Şimdi, 2016 programında değerlendirilmiş daha makro anlamda gerçekleşme de olduğu için; kömüre ve yenilenebilire yönlenmeyle elektrik tüketiminde yüzde 33'lere gerilemiş, 2017'de de tahminen yüzde 34. 2015-2016 dönemine bakıyoruz, doğal gaz tüketimi 46-48 milyar metreküp, bunun yüzde 36'sı elektrikte, yüzde 30'u sanayide, yüzde 34'ü de ısınmada kullanılıyor. 2017 yılında doğal gaz tüketiminin de 52 milyar metreküpe çıkacağından bahsediliyor. Dolayısıyla, doğal gazda arz güvenliği riski var. Siz bunu ne yapıyorsunuz? Ortadan kaldırmaya çalışıyorsunuz.

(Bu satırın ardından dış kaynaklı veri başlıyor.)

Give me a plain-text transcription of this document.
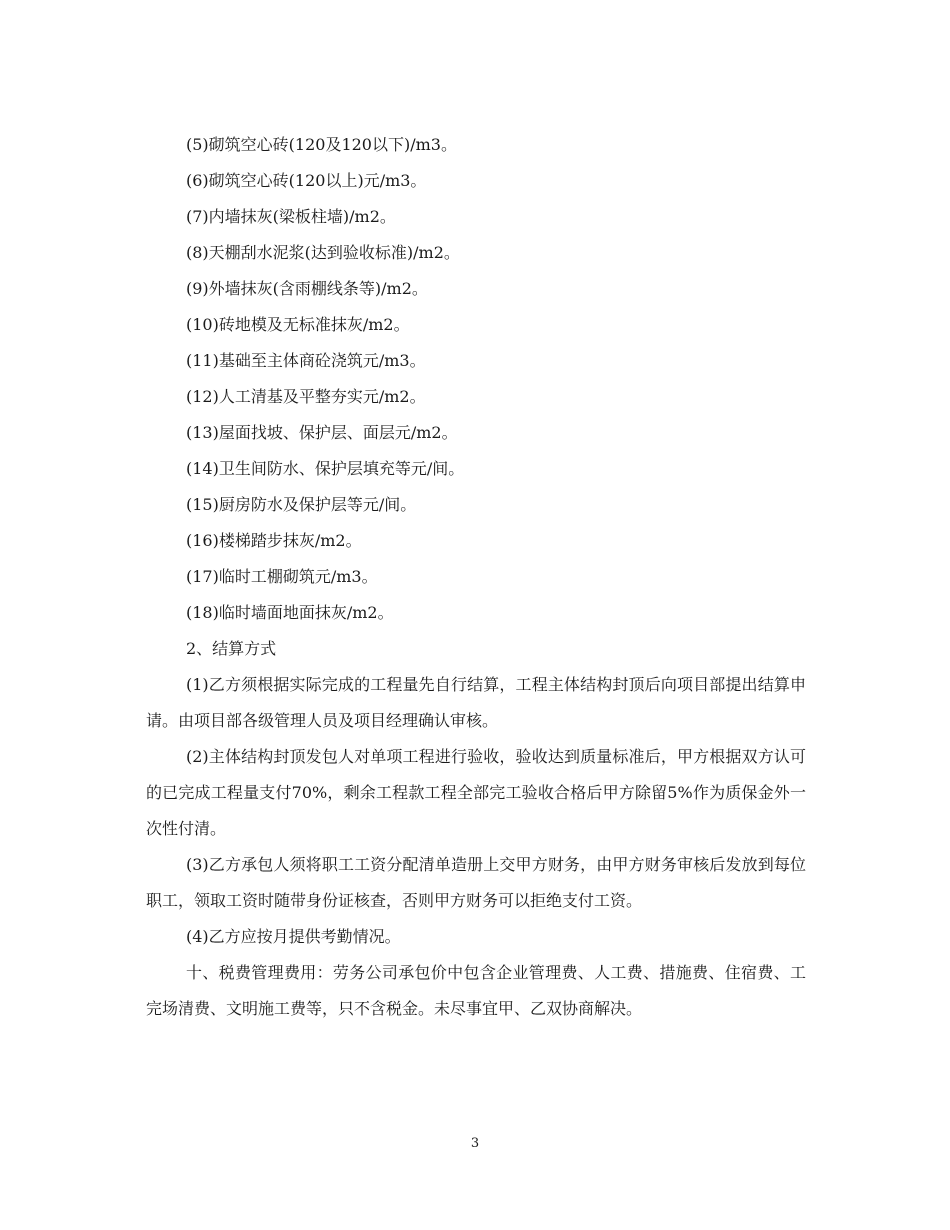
(5)砌筑空心砖(120及120以下)/m3。
(6)砌筑空心砖(120以上)元/m3。
(7)内墙抹灰(梁板柱墙)/m2。
(8)天棚刮水泥浆(达到验收标准)/m2。
(9)外墙抹灰(含雨棚线条等)/m2。
(10)砖地模及无标准抹灰/m2。
(11)基础至主体商砼浇筑元/m3。
(12)人工清基及平整夯实元/m2。
(13)屋面找坡、保护层、面层元/m2。
(14)卫生间防水、保护层填充等元/间。
(15)厨房防水及保护层等元/间。
(16)楼梯踏步抹灰/m2。
(17)临时工棚砌筑元/m3。
(18)临时墙面地面抹灰/m2。
2、结算方式

(1)乙方须根据实际完成的工程量先自行结算，工程主体结构封顶后向项目部提出结算申请。由项目部各级管理人员及项目经理确认审核。

(2)主体结构封顶发包人对单项工程进行验收，验收达到质量标准后，甲方根据双方认可的已完成工程量支付70%，剩余工程款工程全部完工验收合格后甲方除留5%作为质保金外一次性付清。

(3)乙方承包人须将职工工资分配清单造册上交甲方财务，由甲方财务审核后发放到每位职工，领取工资时随带身份证核查，否则甲方财务可以拒绝支付工资。

(4)乙方应按月提供考勤情况。

十、税费管理费用：劳务公司承包价中包含企业管理费、人工费、措施费、住宿费、工完场清费、文明施工费等，只不含税金。未尽事宜甲、乙双协商解决。

3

Şimdi, bütün bu olay, tüketim bu hızla arttığı müddetçe... Rahmetle anacağım bir yakınım, bir büyüğüm şöyle söylerdi, özellikle ham petrol konusunda, taşıtlarda bu kadar arttığı zaman: "Emin oğlum, Kızılırmak'ı bağlasan bu işe yetmez." derdi. Dolayısıyla, bizim burada çok hassas, dengeli, akılcı politikalarla yürümemiz lazım. O zaman arayacağız, yerli kaynakları daha fazla değerlendireceğiz, ithal kaynakları değerlendireceğiz ama çeşitlendireceğiz aynı zamanda. Bu çerçevede siz neyi söylemişsiniz? Ben baktım programa, TANAP'ı tamamlamaya çalışıyorsunuz, 2018; Türk Akımı'nı tamamlamaya çalışıyorsunuz, 2019. Arz güvenliği için doğal gaz depolama kapasitesini artırmaya çalışıyorsunuz, kapasite yıllık tüketimi yüzde 6, AB'de bu yüzde 20 civarında, siz de bahsettiniz. Termik santralleri artırmaya çalışıyorsunuz, yenilenebiliri teşvik ediyorsunuz. Verimliliği artırmaya, israfı önlemeye, yoğunluğu azaltmaya çalışıyorsunuz.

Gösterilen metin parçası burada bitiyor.